Mary Reid Kelley & Patrick Kelley at Tate Liverpool

Mary Reid Kelley and Patrick Kelley , This Is Offal 2016. Courtesy of the artists and Pilar Corrias Gallery, London.

Mary Reid Kelley and Patrick Kelley create video works intended to give a voice to the characters of unrecorded history.  The subjects of We Are Ghosts two videos, 2016’s ‘This is Offal’ and new commission for Tate Liverpool ‘In The Body of the Sturgeon’, are characters sacrificed to fate and history. The Kelleys bring their stories to life with more than a touch of surrealism and dark humour; it’s visible in the ping-pong eyes and mask-like features of their characters, audible in the poetic dialogue full of puns and wordplay with which these stories are told. It takes the viewer a while to adjust to this world – but once you’re in, it brings bathos to the bleakest of situations.

‘In The Body of The Sturgeon’ is set in a submarine at the end of the Second World War. Up on the surface President Harry Truman has just bombed Hiroshima, while down here all the sailors can do is stave off boredom through drink and pantomime. The artists may claim that this is a history lesson rather than a comment on contemporary events, but the scenario of futile ennui in the face of nuclear war feels remarkably relevant. It’s no surprise that the characters seem each to be descending into some form of madness.

The script is based word-for-word on Henry Wadsworth Longfellow’s much-parodied 1855 poem ‘The Song of Hiawatha’.  Using this structure could elevate this story and its characters into the canon of epic poetry, but the wordplay the Kelleys use, together with their cartoonish visual style, create a dichotomy. This is no arena for grandeur – rather, in the tradition of ‘Catch-22’ and ‘Doctor Strangelove’, the absurdism of their scenarios create a far more interesting meditation on the physical and mental destruction war bestows.

Many of the same techniques and themes can also be seen in ‘This is Offal’, the tale of a female suicide as told by her dissected cadaver. To give authority to the voice of a dead woman, in response to the speculations of Thomas Hood’s 1844 poem ‘The Bridge of Sighs’, introduces a refreshing complexity to her character.  The sight of her organs debating which is to blame for her death is both tragic and ridiculous, and makes it impossible to explain her motivations by any stereotyped or romanticised expectations. There is insanity, but also sadness, in their desire for a new kind of immortality on the medical student’s table, when we can’t help but share the mortician’s belief that what was real and true has been lost.

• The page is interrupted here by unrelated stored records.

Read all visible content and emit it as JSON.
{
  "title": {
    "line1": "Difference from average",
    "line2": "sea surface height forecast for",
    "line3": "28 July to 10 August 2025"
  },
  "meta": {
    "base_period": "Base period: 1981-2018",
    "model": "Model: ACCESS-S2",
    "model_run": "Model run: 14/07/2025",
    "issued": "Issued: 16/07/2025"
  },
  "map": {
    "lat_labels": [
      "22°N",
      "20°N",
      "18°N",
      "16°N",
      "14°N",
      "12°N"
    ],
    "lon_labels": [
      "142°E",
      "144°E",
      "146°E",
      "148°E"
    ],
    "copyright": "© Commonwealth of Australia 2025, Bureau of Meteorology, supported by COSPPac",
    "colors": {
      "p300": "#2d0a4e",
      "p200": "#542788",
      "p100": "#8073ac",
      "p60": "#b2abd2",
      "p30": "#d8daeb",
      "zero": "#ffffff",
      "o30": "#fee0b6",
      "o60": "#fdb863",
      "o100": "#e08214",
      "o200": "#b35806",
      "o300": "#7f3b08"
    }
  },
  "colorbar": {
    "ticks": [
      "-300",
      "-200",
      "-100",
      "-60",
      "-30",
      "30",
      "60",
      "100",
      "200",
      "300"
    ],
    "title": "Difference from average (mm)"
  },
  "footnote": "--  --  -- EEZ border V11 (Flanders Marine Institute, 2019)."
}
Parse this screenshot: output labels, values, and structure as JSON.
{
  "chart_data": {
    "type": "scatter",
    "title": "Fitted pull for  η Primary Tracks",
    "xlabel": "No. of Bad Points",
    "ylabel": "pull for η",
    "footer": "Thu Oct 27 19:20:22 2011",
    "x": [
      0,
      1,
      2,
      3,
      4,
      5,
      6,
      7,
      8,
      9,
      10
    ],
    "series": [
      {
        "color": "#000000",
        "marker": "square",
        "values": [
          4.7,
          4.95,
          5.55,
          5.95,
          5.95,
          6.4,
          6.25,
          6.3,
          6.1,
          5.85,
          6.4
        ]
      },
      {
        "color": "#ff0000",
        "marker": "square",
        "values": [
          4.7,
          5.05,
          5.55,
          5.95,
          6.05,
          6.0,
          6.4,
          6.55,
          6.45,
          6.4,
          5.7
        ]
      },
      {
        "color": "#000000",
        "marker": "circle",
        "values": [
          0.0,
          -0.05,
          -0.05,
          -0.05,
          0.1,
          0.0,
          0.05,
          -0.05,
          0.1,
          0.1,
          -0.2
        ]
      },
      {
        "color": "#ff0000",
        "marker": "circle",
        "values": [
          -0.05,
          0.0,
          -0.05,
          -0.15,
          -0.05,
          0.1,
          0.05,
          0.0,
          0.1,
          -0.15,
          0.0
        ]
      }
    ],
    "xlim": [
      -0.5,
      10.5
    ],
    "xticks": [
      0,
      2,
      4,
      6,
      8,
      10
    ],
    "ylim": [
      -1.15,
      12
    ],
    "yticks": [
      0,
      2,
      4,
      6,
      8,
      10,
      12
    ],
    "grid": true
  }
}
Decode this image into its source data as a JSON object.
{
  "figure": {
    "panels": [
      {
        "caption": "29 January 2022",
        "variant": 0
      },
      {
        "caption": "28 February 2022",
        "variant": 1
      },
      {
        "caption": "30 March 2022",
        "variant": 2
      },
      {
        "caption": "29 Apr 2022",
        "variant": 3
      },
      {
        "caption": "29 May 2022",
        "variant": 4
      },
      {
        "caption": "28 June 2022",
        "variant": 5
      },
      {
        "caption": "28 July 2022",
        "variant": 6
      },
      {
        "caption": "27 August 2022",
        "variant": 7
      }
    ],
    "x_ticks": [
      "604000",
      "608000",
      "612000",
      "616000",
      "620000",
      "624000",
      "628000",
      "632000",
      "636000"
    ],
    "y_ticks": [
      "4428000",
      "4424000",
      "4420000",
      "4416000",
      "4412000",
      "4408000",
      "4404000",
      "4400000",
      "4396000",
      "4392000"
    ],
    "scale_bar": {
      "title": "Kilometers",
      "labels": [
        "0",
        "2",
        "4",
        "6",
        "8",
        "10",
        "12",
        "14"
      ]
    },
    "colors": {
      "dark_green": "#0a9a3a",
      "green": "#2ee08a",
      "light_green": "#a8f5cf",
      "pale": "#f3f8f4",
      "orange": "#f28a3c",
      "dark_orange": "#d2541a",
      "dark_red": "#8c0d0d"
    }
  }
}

It’s easy to understand why the Kelleys are artists developing a strong international reputation. The stylised surface of each twelve-minute film reflects universal anxieties, their dark surrealism only adding poignancy to these stories of the forgotten and brings them to life in your thoughts and memories beyond your time in the gallery.

We Are Ghosts will be on display at Tate Liverpool until 18 March 2018, and entry to the exhibition is free.

Julia Johnson is a writer based in Liverpool.  She’s interested in how engagement with art can be opened up to the widest possible audiences.